Loading a plugin in src/main.ts

import { plugin as myPlugin } from "./plugins/my-plugin/index.ts";

if (myPlugin.init) await myPlugin.init();

IPlugin fields

Field Type Required Description
name string Yes Unique plugin identifier
version string Yes Semver version string
description string No Human-readable description
init () => boolean | Promise<boolean> No Called once at startup; return false to abort
remove () => void | Promise<void> No Called when plugin is unloaded

REST Routes

Register custom HTTP endpoints with registerPluginRoute(). Routes are
mounted alongside the built-in /api/v1/ routes.
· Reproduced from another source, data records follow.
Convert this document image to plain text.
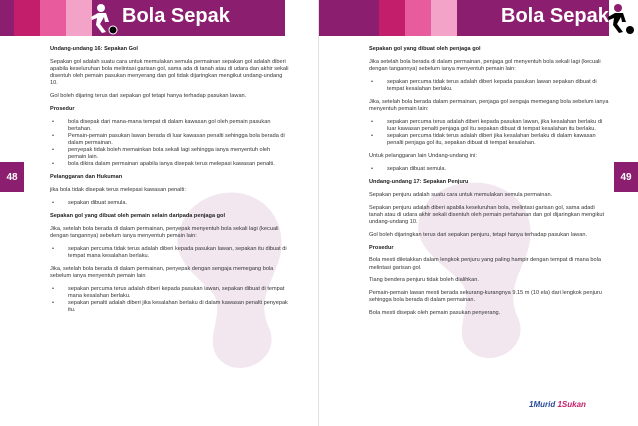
Bola Sepak
48

Undang-undang 16: Sepakan Gol

Sepakan gol adalah suatu cara untuk memulakan semula permainan sepakan gol adalah diberi apabila keseluruhan bola melintasi garisan gol, sama ada di tanah atau di udara dan akhir sekali disentuh oleh pemain pasukan menyerang dan gol tidak dijaringkan mengikut undang-undang 10.

Gol boleh dijaring terus dari sepakan gol tetapi hanya terhadap pasukan lawan.

Prosedur

• bola disepak dari mana-mana tempat di dalam kawasan gol oleh pemain pasukan bertahan.
• Pemain-pemain pasukan lawan berada di luar kawasan penalti sehingga bola berada di dalam permainan.
• penyepak tidak boleh memainkan bola sekali lagi sehingga ianya menyentuh oleh pemain lain.
• bola dikira dalam permainan apabila ianya disepak terus melepasi kawasan penalti.

Pelanggaran dan Hukuman

jika bola tidak disepak terus melepasi kawasan penalti:

• sepakan dibuat semula.

Sepakan gol yang dibuat oleh pemain selain daripada penjaga gol

Jika, setelah bola berada di dalam permainan, penyepak menyentuh bola sekali lagi (kecuali dengan tangannya) sebelum ianya menyentuh pemain lain:

• sepakan percuma tidak terus adalah diberi kepada pasukan lawan, sepakan itu dibuat di tempat mana kesalahan berlaku.

Jika, setelah bola berada di dalam permainan, penyepak dengan sengaja memegang bola sebelum ianya menyentuh pemain lain

• sepakan percuma terus adalah diberi kepada pasukan lawan, sepakan dibuat di tempat mana kesalahan berlaku.
• sepakan penalti adalah diberi jika kesalahan berlaku di dalam kawasan penalti penyepak itu.
Bola Sepak
49

Sepakan gol yang dibuat oleh penjaga gol

Jika setelah bola berada di dalam permainan, penjaga gol menyentuh bola sekali lagi (kecuali dengan tangannya) sebelum ianya menyentuh pemain lain:

• sepakan percuma tidak terus adalah diberi kepada pasukan lawan sepakan dibuat di tempat kesalahan berlaku.

Jika, setelah bola berada dalam permainan, penjaga gol sengaja memegang bola sebelum ianya menyentuh pemain lain:

• sepakan percuma terus adalah diberi kepada pasukan lawan, jika kesalahan berlaku di luar kawasan penalti penjaga gol itu sepakan dibuat di tempat kesalahan itu berlaku.
• sepakan percuma tidak terus adalah diberi jika kesalahan berlaku di dalam kawasan penalti penjaga gol itu, sepakan dibuat di tempat kesalahan.

Untuk pelanggaran lain Undang-undang ini:

• sepakan dibuat semula.

Undang-undang 17: Sepakan Penjuru

Sepakan penjuru adalah suatu cara untuk memulakan semula permainan.

Sepakan penjuru adalah diberi apabila keseluruhan bola, melintasi garisan gol, sama adadi tanah atau di udara akhir sekali disentuh oleh pemain pertahanan dan gol dijaringkan mengikut undang-undang 10.

Gol boleh dijaringkan terus dari sepakan penjuru, tetapi hanya terhadap pasukan lawan.

Prosedur

Bola mesti diletakkan dalam lengkok penjuru yang paling hampir dengan tempat di mana bola melintasi garisan gol.

Tiang bendera penjuru tidak boleh dialihkan.

Pemain-pemain lawan mesti berada sekurang-kurangnya 9.15 m (10 ela) dari lengkok penjuru sehingga bola berada di dalam permainan.

Bola mesti disepak oleh pemain pasukan penyerang.

1Murid 1Sukan
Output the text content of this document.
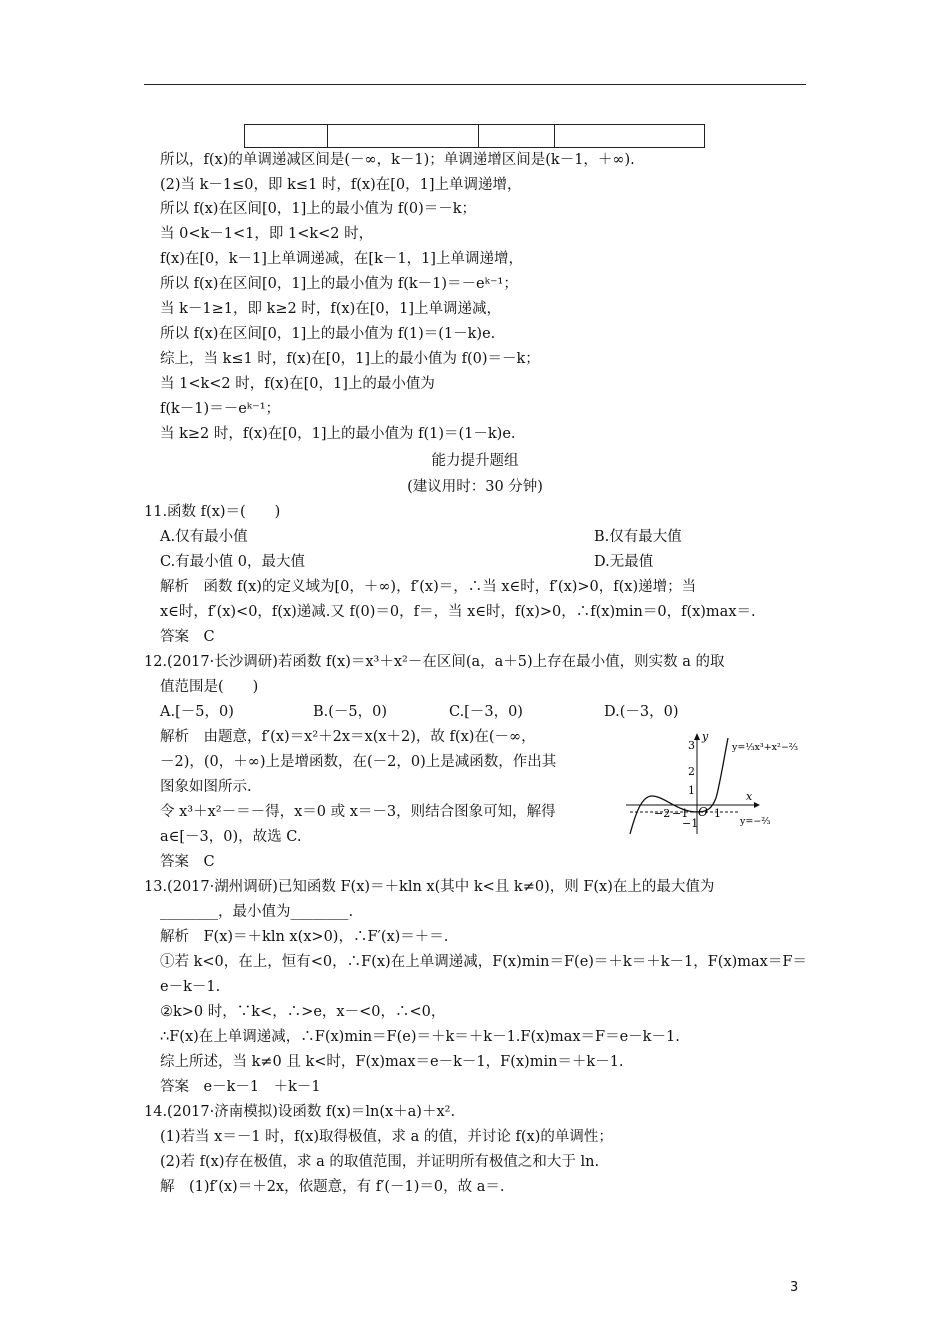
所以，f(x)的单调递减区间是(－∞，k－1)；单调递增区间是(k－1，＋∞).
(2)当 k－1≤0，即 k≤1 时，f(x)在[0，1]上单调递增，
所以 f(x)在区间[0，1]上的最小值为 f(0)＝－k；
当 0<k－1<1，即 1<k<2 时，
f(x)在[0，k－1]上单调递减，在[k－1，1]上单调递增，
所以 f(x)在区间[0，1]上的最小值为 f(k－1)＝－eᵏ⁻¹；
当 k－1≥1，即 k≥2 时，f(x)在[0，1]上单调递减，
所以 f(x)在区间[0，1]上的最小值为 f(1)＝(1－k)e.
综上，当 k≤1 时，f(x)在[0，1]上的最小值为 f(0)＝－k；
当 1<k<2 时，f(x)在[0，1]上的最小值为
f(k－1)＝－eᵏ⁻¹；
当 k≥2 时，f(x)在[0，1]上的最小值为 f(1)＝(1－k)e.
能力提升题组
(建议用时：30 分钟)
11.函数 f(x)＝(　　)
A.仅有最小值	B.仅有最大值
C.有最小值 0，最大值	D.无最值
解析　函数 f(x)的定义域为[0，＋∞)，f′(x)＝，∴当 x∈时，f′(x)>0，f(x)递增；当
x∈时，f′(x)<0，f(x)递减.又 f(0)＝0，f＝，当 x∈时，f(x)>0，∴f(x)min＝0，f(x)max＝.
答案　C
12.(2017·长沙调研)若函数 f(x)＝x³＋x²－在区间(a，a＋5)上存在最小值，则实数 a 的取
值范围是(　　)
A.[－5，0)	B.(－5，0)	C.[－3，0)	D.(－3，0)
解析　由题意，f′(x)＝x²＋2x＝x(x＋2)，故 f(x)在(－∞，
－2)，(0，＋∞)上是增函数，在(－2，0)上是减函数，作出其
图象如图所示.
令 x³＋x²－＝－得，x＝0 或 x＝－3，则结合图象可知，解得
a∈[－3，0)，故选 C.
答案　C
3
2
1
−1
−2 −1 1
O
y
x
y=⅓x³+x²−⅔
y=−⅔
13.(2017·湖州调研)已知函数 F(x)＝＋kln x(其中 k<且 k≠0)，则 F(x)在上的最大值为
________，最小值为________.
解析　F(x)＝＋kln x(x>0)，∴F′(x)＝＋＝.
①若 k<0，在上，恒有<0，∴F(x)在上单调递减，F(x)min＝F(e)＝＋k＝＋k－1，F(x)max＝F＝
e－k－1.
②k>0 时，∵k<，∴>e，x－<0，∴<0，
∴F(x)在上单调递减，∴F(x)min＝F(e)＝＋k＝＋k－1.F(x)max＝F＝e－k－1.
综上所述，当 k≠0 且 k<时，F(x)max＝e－k－1，F(x)min＝＋k－1.
答案　e－k－1　＋k－1
14.(2017·济南模拟)设函数 f(x)＝ln(x＋a)＋x².
(1)若当 x＝－1 时，f(x)取得极值，求 a 的值，并讨论 f(x)的单调性；
(2)若 f(x)存在极值，求 a 的取值范围，并证明所有极值之和大于 ln.
解　(1)f′(x)＝＋2x，依题意，有 f′(－1)＝0，故 a＝.
3
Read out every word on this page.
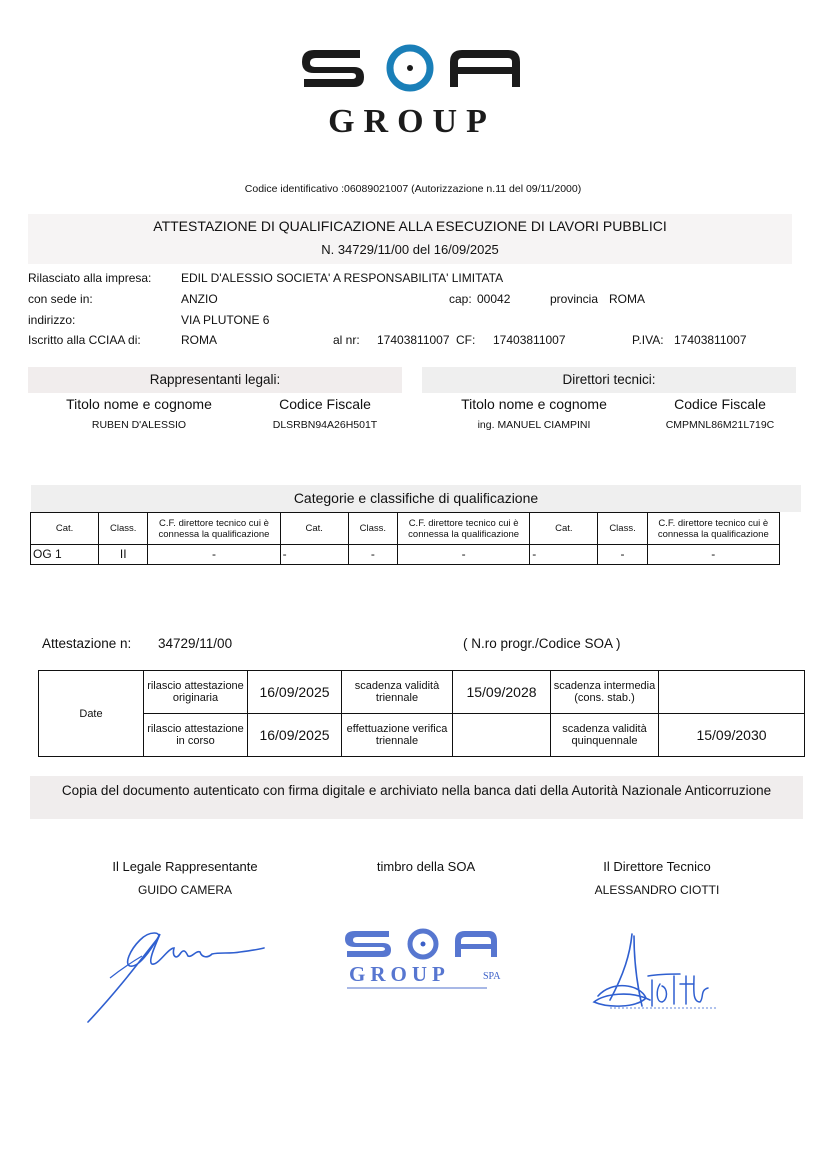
GROUP
Codice identificativo :06089021007 (Autorizzazione n.11 del 09/11/2000)
ATTESTAZIONE DI QUALIFICAZIONE ALLA ESECUZIONE DI LAVORI PUBBLICI
N. 34729/11/00 del 16/09/2025
Rilasciato alla impresa: EDIL D'ALESSIO SOCIETA' A RESPONSABILITA' LIMITATA
con sede in:	ANZIO	cap: 00042	provincia ROMA
indirizzo:	VIA PLUTONE 6
Iscritto alla CCIAA di:	ROMA	al nr: 17403811007 CF: 17403811007	P.IVA: 17403811007
Rappresentanti legali:
Titolo nome e cognome	Codice Fiscale
RUBEN D'ALESSIO	DLSRBN94A26H501T
Direttori tecnici:
Titolo nome e cognome	Codice Fiscale
ing. MANUEL CIAMPINI	CMPMNL86M21L719C
Categorie e classifiche di qualificazione
Cat.	Class.	C.F. direttore tecnico cui è connessa la qualificazione	Cat.	Class.	C.F. direttore tecnico cui è connessa la qualificazione	Cat.	Class.	C.F. direttore tecnico cui è connessa la qualificazione
OG 1	II	-	-	-	-	-	-	-
Attestazione n: 34729/11/00	( N.ro progr./Codice SOA )
Date	rilascio attestazione originaria	16/09/2025	scadenza validità triennale	15/09/2028	scadenza intermedia (cons. stab.)	
	rilascio attestazione in corso	16/09/2025	effettuazione verifica triennale		scadenza validità quinquennale	15/09/2030
Copia del documento autenticato con firma digitale e archiviato nella banca dati della Autorità Nazionale Anticorruzione
Il Legale Rappresentante
GUIDO CAMERA
timbro della SOA	Il Direttore Tecnico
ALESSANDRO CIOTTI
GROUP	SPA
import { registerPluginRoute } from "jsr:@ursamu/ursamu";

registerPluginRoute("/api/v1/my-plugin", async (req, userId) => {
  if (req.method !== "GET") {
    return new Response("Method Not Allowed", { status: 405 });
  }
  return Response.json({ message: "Hello from my plugin!", userId });
});

The handler receives:

  • req: Request — the Deno Request object
  • userId: string | null — the authenticated player’s DB ID, or null if
    the request has no valid JWT

Auth tip: Check userId and return 401 for endpoints that require
authentication. The JWT is decoded for you — you don’t need to re-verify it.

Returning data from the DB

registerPluginRoute("/api/v1/leaderboard", async (_req, _userId) => {
  const players = await dbojs.queryAll((o) => o.flags.has("player"));
  const ranked = players
    .map((p) => ({ name: p.data?.name, gold: p.data?.state?.gold ?? 0 }))
    .sort((a, b) => (b.gold as number) - (a.gold as number))
    .slice(0, 10);
  return Response.json(ranked);
});

External Integrations

Fetching data in a command

Deno has native fetch() — no extra packages needed.

addCmd({
  name: "+weather",
  pattern: /^\+weather\s+(.+)/i,
  lock: "connected",
  exec: async (u: IUrsamuSDK) => {
    const city = encodeURIComponent(u.cmd.args[0]);
    try {
      const resp = await fetch(`https://wttr.in/${city}?format=3`);
      const text = await resp.text();
      u.send(`%chWEATHER:%cn ${text.trim()}`);
    } catch {
      u.send("%chWEATHER:%cn Could not retrieve weather.");
    }
  },
  help: "+weather <city>\nFetches current weather for a city.",
});

Fetching in init()

If your plugin needs to pre-fetch data or connect to an external service, do
it in init() so it’s ready before players arrive:

let motdText = "Welcome!";

export const plugin: IPlugin = {
  name: "motd-fetcher",
  version: "1.0.0",
  init: async () => {
    try {
      const resp = await fetch("https://your-api.example.com/motd");
      motdText = (await resp.json()).message;
    } catch {
      // keep default
    }
    return true;
  },
};

// In a command handler:
addCmd({
  name: "+motd",
  pattern: /^\+motd$/i,
  lock: "connected",
  exec: (u: IUrsamuSDK) => { u.send(motdText); },
});

Discord bridge

For a Discord bridge plugin, use the built-in u.chan SDK methods alongside
a Discord WebSocket client in your plugin’s init(). See the Discord plugin
in src/plugins/discord/ as a reference implementation.